Die jemenitische Anti-Terror-Einheit im Einsatz im Gebiet Sarif bei in der Nähe der Hauptstadt Sanaa. Reuters

Seit dem vereitelten Flugzeugattentat von Detroit steht Jemen einmal mehr im Rampenlicht. Gemäss der jemenitisch-schweizerischen Politologin Elham Manea droht dem Land der Zerfall. Es brauche dringend Hilfe, und auch die Schweiz könne einen Beitrag leisten.

swissinfo.ch: Die meisten Schweizer wissen wenig über Jemen, etwa, dass das Land arm, korrupt, politisch fragil und rückständig sei. Stimmt dieses Bild?

Elham Manea: Die Beschreibung trifft zu. Jemen ist das ärmste Land in der arabischen Region. Und es ist nicht nur korrupt, sondern sehr korrupt. Das geht aus dem Index von Transparency International hervor.

Ein weiteres Merkmal ist, dass Jemen in seiner jüngsten Geschichte viele Konflikte erlebt hat. Seit 1962 gab es einen Bürgerkrieg nach dem anderen.

swissinfo.ch: Die Regierung hat grosse innenpolitische Probleme: Rebellion im Norden, Aufstände von Separatisten im Süden. Steht das Land kurz vor dem Zerfall?

E.M.: Das ist nicht auszuschliessen. Präsident Ali Abdullah Saleh war bislang immer in der Lage, die Konflikte im Land zu kontrollieren, weil er die Unterstützung seines Stammes hatte.

Heute ist das nicht mehr der Fall. Sogar innerhalb seiner Familie gibt es Mitglieder, die seine Autorität in Frage stellen.

Und neben den Problemen mit den Huthi-Rebellen im Norden und den Separatisten im Süden gibt es auch in der Hauptstadt Sanaa Anzeichen von Zersplitterung innerhalb der Führungselite. Es bestehen starke Bündnisse mit Islamisten. So pflegte Abdul Majid al-Zindani, der Präsident der Iman-Universität, vor den Terroranschlägen vom 11. September enge Beziehungen zu Osama bin-Ladin.

swissinfo.ch: Seit dem vereitelten Flugzeugattentat von Detroit gilt Jemen mehr denn je als Stützpunkt des Terrornetzwerks Al-Kaida, wo auch Gotteskrieger ausgebildet werden sollen. Ist das erwiesen?

E.M.: Seit dem 11. September 2001 ist das bekannt. Schon damals gab es Gerüchte, dass die USA Jemen attackieren wollten. Vermutlich deshalb hat die jemenitische Regierung ihre Position geändert und mit den USA zusammengearbeitet.

swissinfo.ch: Wo befinden sich diese Ausbildungslager für Terroristen?

E.M.: Wo genau sie sich befinden, weiss man nicht.
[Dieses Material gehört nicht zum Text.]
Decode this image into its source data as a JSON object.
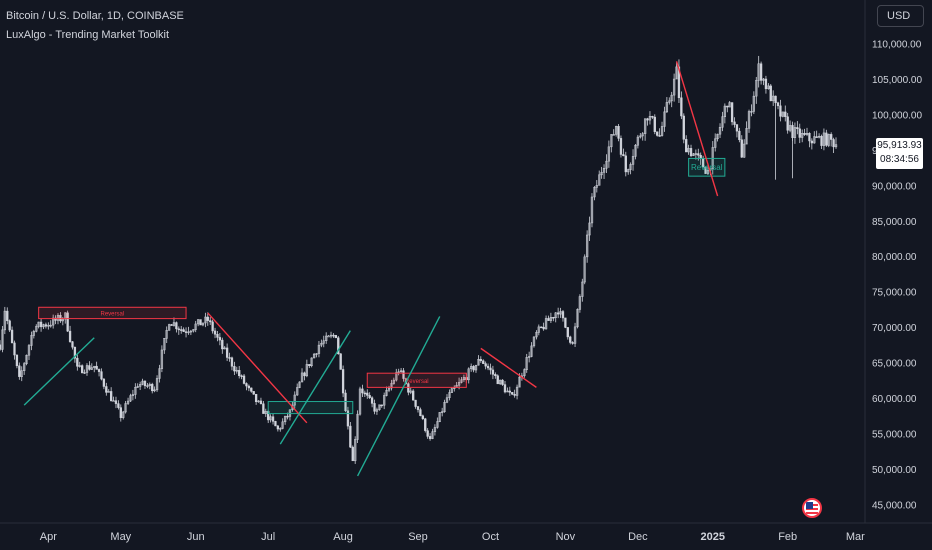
{
  "header": {
    "title": "Bitcoin / U.S. Dollar, 1D, COINBASE",
    "indicator": "LuxAlgo - Trending Market Toolkit"
  },
  "toolbar": {
    "currency": "USD"
  },
  "price_label": {
    "price": "95,913.93",
    "countdown": "08:34:56"
  },
  "chart_data": {
    "type": "candlestick",
    "x_tick_labels": [
      "Apr",
      "May",
      "Jun",
      "Jul",
      "Aug",
      "Sep",
      "Oct",
      "Nov",
      "Dec",
      "2025",
      "Feb",
      "Mar"
    ],
    "y_tick_labels": [
      "45,000.00",
      "50,000.00",
      "55,000.00",
      "60,000.00",
      "65,000.00",
      "70,000.00",
      "75,000.00",
      "80,000.00",
      "85,000.00",
      "90,000.00",
      "95,000.00",
      "100,000.00",
      "105,000.00",
      "110,000.00"
    ],
    "y_ticks": [
      45000,
      50000,
      55000,
      60000,
      65000,
      70000,
      75000,
      80000,
      85000,
      90000,
      95000,
      100000,
      105000,
      110000
    ],
    "x_range": [
      "2024-03-12",
      "2025-03-05"
    ],
    "last_price": 95913.93,
    "price_anchors": [
      [
        "2024-03-12",
        67500
      ],
      [
        "2024-03-14",
        72500
      ],
      [
        "2024-03-20",
        62500
      ],
      [
        "2024-03-26",
        70000
      ],
      [
        "2024-04-01",
        70500
      ],
      [
        "2024-04-08",
        71500
      ],
      [
        "2024-04-13",
        64000
      ],
      [
        "2024-04-20",
        64500
      ],
      [
        "2024-05-01",
        57500
      ],
      [
        "2024-05-08",
        62000
      ],
      [
        "2024-05-15",
        61500
      ],
      [
        "2024-05-21",
        71000
      ],
      [
        "2024-05-27",
        69500
      ],
      [
        "2024-06-06",
        71000
      ],
      [
        "2024-06-12",
        67000
      ],
      [
        "2024-06-24",
        60500
      ],
      [
        "2024-07-05",
        55500
      ],
      [
        "2024-07-10",
        58000
      ],
      [
        "2024-07-15",
        63000
      ],
      [
        "2024-07-22",
        67500
      ],
      [
        "2024-07-29",
        69000
      ],
      [
        "2024-08-05",
        51000
      ],
      [
        "2024-08-08",
        61500
      ],
      [
        "2024-08-15",
        58000
      ],
      [
        "2024-08-24",
        64000
      ],
      [
        "2024-09-01",
        58500
      ],
      [
        "2024-09-06",
        54000
      ],
      [
        "2024-09-13",
        60000
      ],
      [
        "2024-09-27",
        65500
      ],
      [
        "2024-10-10",
        60000
      ],
      [
        "2024-10-20",
        69000
      ],
      [
        "2024-10-29",
        72500
      ],
      [
        "2024-11-04",
        67500
      ],
      [
        "2024-11-08",
        76500
      ],
      [
        "2024-11-12",
        88000
      ],
      [
        "2024-11-22",
        98500
      ],
      [
        "2024-11-26",
        92000
      ],
      [
        "2024-12-05",
        100000
      ],
      [
        "2024-12-10",
        97000
      ],
      [
        "2024-12-17",
        106000
      ],
      [
        "2024-12-20",
        96000
      ],
      [
        "2024-12-30",
        92000
      ],
      [
        "2025-01-07",
        102000
      ],
      [
        "2025-01-13",
        94500
      ],
      [
        "2025-01-20",
        106500
      ],
      [
        "2025-01-27",
        101000
      ],
      [
        "2025-02-03",
        97500
      ],
      [
        "2025-02-10",
        96500
      ],
      [
        "2025-02-17",
        96500
      ],
      [
        "2025-02-21",
        95914
      ]
    ],
    "trend_lines": [
      {
        "color": "green",
        "from": [
          "2024-03-22",
          59000
        ],
        "to": [
          "2024-04-20",
          68500
        ]
      },
      {
        "color": "red",
        "from": [
          "2024-06-06",
          72000
        ],
        "to": [
          "2024-07-17",
          56500
        ]
      },
      {
        "color": "green",
        "from": [
          "2024-07-06",
          53500
        ],
        "to": [
          "2024-08-04",
          69500
        ]
      },
      {
        "color": "green",
        "from": [
          "2024-08-07",
          49000
        ],
        "to": [
          "2024-09-10",
          71500
        ]
      },
      {
        "color": "red",
        "from": [
          "2024-09-27",
          67000
        ],
        "to": [
          "2024-10-20",
          61500
        ]
      },
      {
        "color": "red",
        "from": [
          "2024-12-17",
          107500
        ],
        "to": [
          "2025-01-03",
          88500
        ]
      }
    ],
    "zones": [
      {
        "color": "red",
        "label": "Reversal",
        "from": "2024-03-28",
        "to": "2024-05-28",
        "top": 72800,
        "bottom": 71200
      },
      {
        "color": "green",
        "label": "",
        "from": "2024-07-01",
        "to": "2024-08-05",
        "top": 59500,
        "bottom": 57800
      },
      {
        "color": "red",
        "label": "Reversal",
        "from": "2024-08-11",
        "to": "2024-09-21",
        "top": 63500,
        "bottom": 61500
      },
      {
        "color": "green",
        "label": "Reversal",
        "from": "2024-12-22",
        "to": "2025-01-06",
        "top": 93800,
        "bottom": 91300
      }
    ],
    "colors": {
      "up": "#d1d4dc",
      "down": "#d1d4dc",
      "green": "#22ab94",
      "red": "#f23645",
      "background": "#131722",
      "axis_text": "#d1d4dc"
    }
  }
}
Aber in Südjemen gibt es unzugängliche Berggebiete, ähnlich wie in Afghanistan, wo solche Lager vermutet werden. Aber auch im Norden soll es Ausbildungscamps geben. Die Geheimdienste wissen vermutlich, wo sich diese befinden. Wir Politologen aber nicht.
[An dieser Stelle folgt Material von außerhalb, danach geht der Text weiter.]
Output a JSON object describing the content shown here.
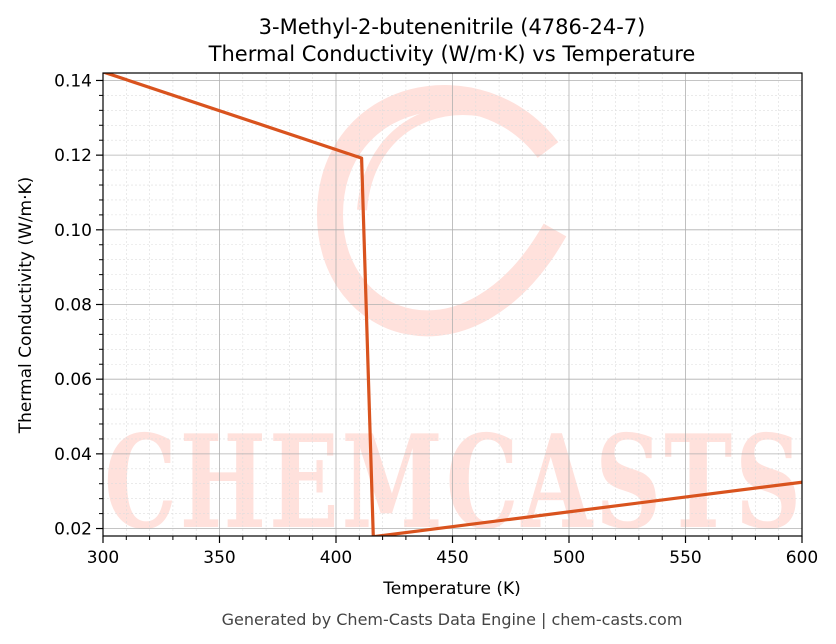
{
  "chart_data": {
    "type": "line",
    "title": "3-Methyl-2-butenenitrile (4786-24-7)",
    "subtitle": "Thermal Conductivity (W/m·K) vs Temperature",
    "xlabel": "Temperature (K)",
    "ylabel": "Thermal Conductivity (W/m·K)",
    "xlim": [
      300,
      600
    ],
    "ylim": [
      0.018,
      0.142
    ],
    "xticks": [
      300,
      350,
      400,
      450,
      500,
      550,
      600
    ],
    "yticks": [
      0.02,
      0.04,
      0.06,
      0.08,
      0.1,
      0.12,
      0.14
    ],
    "ytick_labels": [
      "0.02",
      "0.04",
      "0.06",
      "0.08",
      "0.10",
      "0.12",
      "0.14"
    ],
    "grid": true,
    "minor_grid": true,
    "series": [
      {
        "color": "#d9531e",
        "x": [
          300,
          411,
          416,
          600
        ],
        "y": [
          0.1423,
          0.1192,
          0.0178,
          0.0324
        ]
      }
    ]
  },
  "watermark": {
    "text": "CHEMCASTS",
    "color": "#ffe1dc"
  },
  "footer": "Generated by Chem-Casts Data Engine | chem-casts.com"
}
Dazu kommen die Stammesstrukturen der Gesellschaft. Die Stämme betrachten sich als unabhängig und den Staat als Feind. Sie richten sich nach ihrem Ehrenkodex und schützen jeden, der ihren Schutz verlangt. So arbeiten sie auch mit Al-Kaida zusammen. Natürlich geht es auch um Geld. Die Stämme sind unberechenbar.

swissinfo.ch: Ist die Radikalisierung auch in den Städten spürbar?

An die Iman-Universität Sanaas kommen Studenten aus dem Ausland und aus Jemen. Man weiss, dass der Universitätspräsident al-Zindani an den Jihad, den Heiligen Krieg, glaubt. Ich wäre sehr überrascht, wenn er den Frieden propagieren würde. Al-Zindani vertritt eine rigide Ausrichtung des Islams, ähnlich dem Wahabismus Saudiarabiens.

Dieser Prozess begann Mitte der 1970er-Jahre. Al-Zindani war damals in der Regierung für Bildung zuständig. Früher gab es an den Schulen eine einzige Lektion über Religion. Er änderte den Lehrplan und führte mit der Zeit acht religiöse Fächer ein. Er vertritt eine sehr strikte und radikale Interpretation des Islams.

Das Ergebnis dieser Entwicklung zeigt sich heute in der Art und Weise, wie sich die Leute kleiden. In ländlichen Gebieten trugen die Frauen früher farbige Kleider und zeigten ihr Gesicht. Heute sind alle schwarz gekleidet und verhüllt.

Früher galt Jemen in Bezug auf das Zusammenleben von Schiiten, Sunniten und Zaiditen als moderat. Heute führen die verschiedenen Auslegungen und Ausrichtungen der Religion zu Konflikten, sogar innerhalb von Familien.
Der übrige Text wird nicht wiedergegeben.